In Chapter 5, Lyddie
continues to struggle with work in the tavern, so when Mistress Cutler takes a trip to Massachusetts to sell the maple sugar, Triphena makes a suggestion to Lyddie: go visit your family! Lyddie agrees and sets off on her way.
First, she goes to visit Charlie at the mill, but he is at school at the time. This makes Lyddie feel torn about this new family who takes care of Charlie. Thinking about another family for Charlie disgusts Lyddie. Lyddie finally reaches her parents' old farm and is surprised to find a runaway slave hiding out inside by the fireplace.

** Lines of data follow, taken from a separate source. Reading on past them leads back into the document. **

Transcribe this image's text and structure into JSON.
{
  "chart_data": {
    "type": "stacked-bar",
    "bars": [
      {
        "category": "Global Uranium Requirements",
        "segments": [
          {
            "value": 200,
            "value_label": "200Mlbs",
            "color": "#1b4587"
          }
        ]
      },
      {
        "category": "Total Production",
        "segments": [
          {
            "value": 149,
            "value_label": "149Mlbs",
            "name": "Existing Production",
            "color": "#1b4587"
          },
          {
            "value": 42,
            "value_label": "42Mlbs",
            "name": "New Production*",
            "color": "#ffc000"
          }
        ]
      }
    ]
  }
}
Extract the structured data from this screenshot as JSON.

Chapter 6 recounts Lyddie's encounter (and learning experience) with the runaway slave. Lyddie soon learns his name is Ezekiel Abernathy, and that he is running from slavery to freedom. It isn't long before Lyddie is connecting her own journey to freedom to Ezekiel's journey to freedom. In a gesture of true compassion, Lyddie gives Ezekiel all of the money she has from the sale of their calf from the farm.

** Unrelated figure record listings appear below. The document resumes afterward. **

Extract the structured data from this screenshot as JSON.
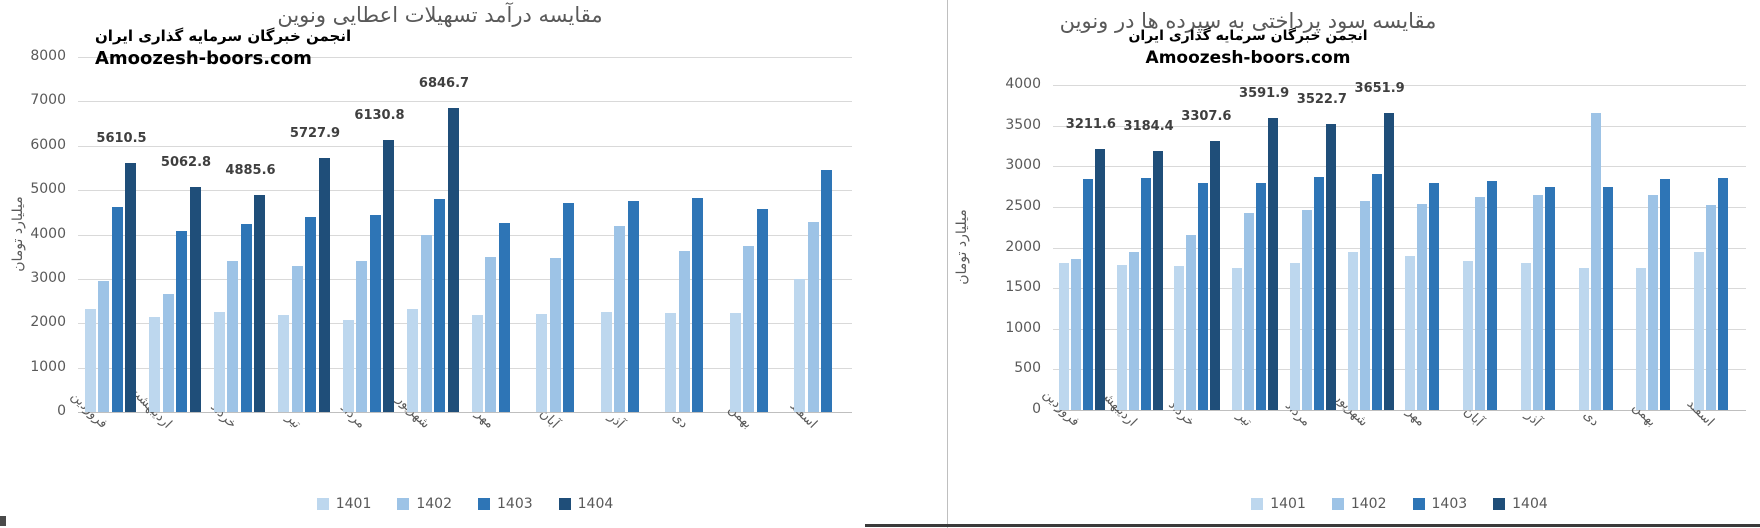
{
  "colors": {
    "series_1401": "#bdd7ee",
    "series_1402": "#9dc3e6",
    "series_1403": "#2e75b6",
    "series_1404": "#1f4e79",
    "gridline": "#d9d9d9",
    "axis_line": "#bfbfbf",
    "tick_text": "#595959",
    "data_label_text": "#3f3f3f"
  },
  "chart_data": [
    {
      "type": "bar",
      "title": "مقایسه درآمد تسهیلات اعطایی  ونوین",
      "watermark": [
        "انجمن خبرگان سرمایه گذاری ایران",
        "Amoozesh-boors.com"
      ],
      "xlabel": "",
      "ylabel": "میلیارد تومان",
      "ylim": [
        0,
        8000
      ],
      "ytick_step": 1000,
      "grid": true,
      "legend_position": "bottom",
      "categories": [
        "فروردین",
        "اردیبهشت",
        "خرداد",
        "تیر",
        "مرداد",
        "شهریور",
        "مهر",
        "آبان",
        "آذر",
        "دی",
        "بهمن",
        "اسفند"
      ],
      "series": [
        {
          "name": "1401",
          "color": "#bdd7ee",
          "values": [
            2330,
            2130,
            2250,
            2180,
            2080,
            2320,
            2180,
            2200,
            2250,
            2220,
            2230,
            3000
          ]
        },
        {
          "name": "1402",
          "color": "#9dc3e6",
          "values": [
            2950,
            2670,
            3400,
            3280,
            3400,
            4000,
            3490,
            3460,
            4200,
            3620,
            3740,
            4290
          ]
        },
        {
          "name": "1403",
          "color": "#2e75b6",
          "values": [
            4620,
            4070,
            4230,
            4400,
            4430,
            4810,
            4270,
            4720,
            4750,
            4830,
            4580,
            5450
          ]
        },
        {
          "name": "1404",
          "color": "#1f4e79",
          "values": [
            5610.5,
            5062.8,
            4885.6,
            5727.9,
            6130.8,
            6846.7,
            null,
            null,
            null,
            null,
            null,
            null
          ],
          "data_labels": true
        }
      ]
    },
    {
      "type": "bar",
      "title": "مقایسه سود پرداختی به سپرده ها در ونوین",
      "watermark": [
        "انجمن خبرگان سرمایه گذاری ایران",
        "Amoozesh-boors.com"
      ],
      "xlabel": "",
      "ylabel": "میلیارد تومان",
      "ylim": [
        0,
        4000
      ],
      "ytick_step": 500,
      "grid": true,
      "legend_position": "bottom",
      "categories": [
        "فروردین",
        "اردیبهشت",
        "خرداد",
        "تیر",
        "مرداد",
        "شهریور",
        "مهر",
        "آبان",
        "آذر",
        "دی",
        "بهمن",
        "اسفند"
      ],
      "series": [
        {
          "name": "1401",
          "color": "#bdd7ee",
          "values": [
            1810,
            1780,
            1770,
            1745,
            1810,
            1940,
            1890,
            1840,
            1815,
            1750,
            1750,
            1950
          ]
        },
        {
          "name": "1402",
          "color": "#9dc3e6",
          "values": [
            1860,
            1950,
            2150,
            2420,
            2460,
            2570,
            2530,
            2620,
            2650,
            3660,
            2650,
            2520
          ]
        },
        {
          "name": "1403",
          "color": "#2e75b6",
          "values": [
            2840,
            2860,
            2800,
            2790,
            2870,
            2910,
            2800,
            2820,
            2740,
            2750,
            2840,
            2860
          ]
        },
        {
          "name": "1404",
          "color": "#1f4e79",
          "values": [
            3211.6,
            3184.4,
            3307.6,
            3591.9,
            3522.7,
            3651.9,
            null,
            null,
            null,
            null,
            null,
            null
          ],
          "data_labels": true
        }
      ]
    }
  ]
}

Lyddie returns to the tavern to find she no longer has a job. (Mistress Cutler believes she has left her post without permission while she went to Boston.) With nothing left for her at the tavern, and with Charlie "safely" stowed with another family, Lyddie decides to set off for Lowell to become a factory girl. And, in so doing, she becomes a living symbol of the Industrial Revolution in full swing.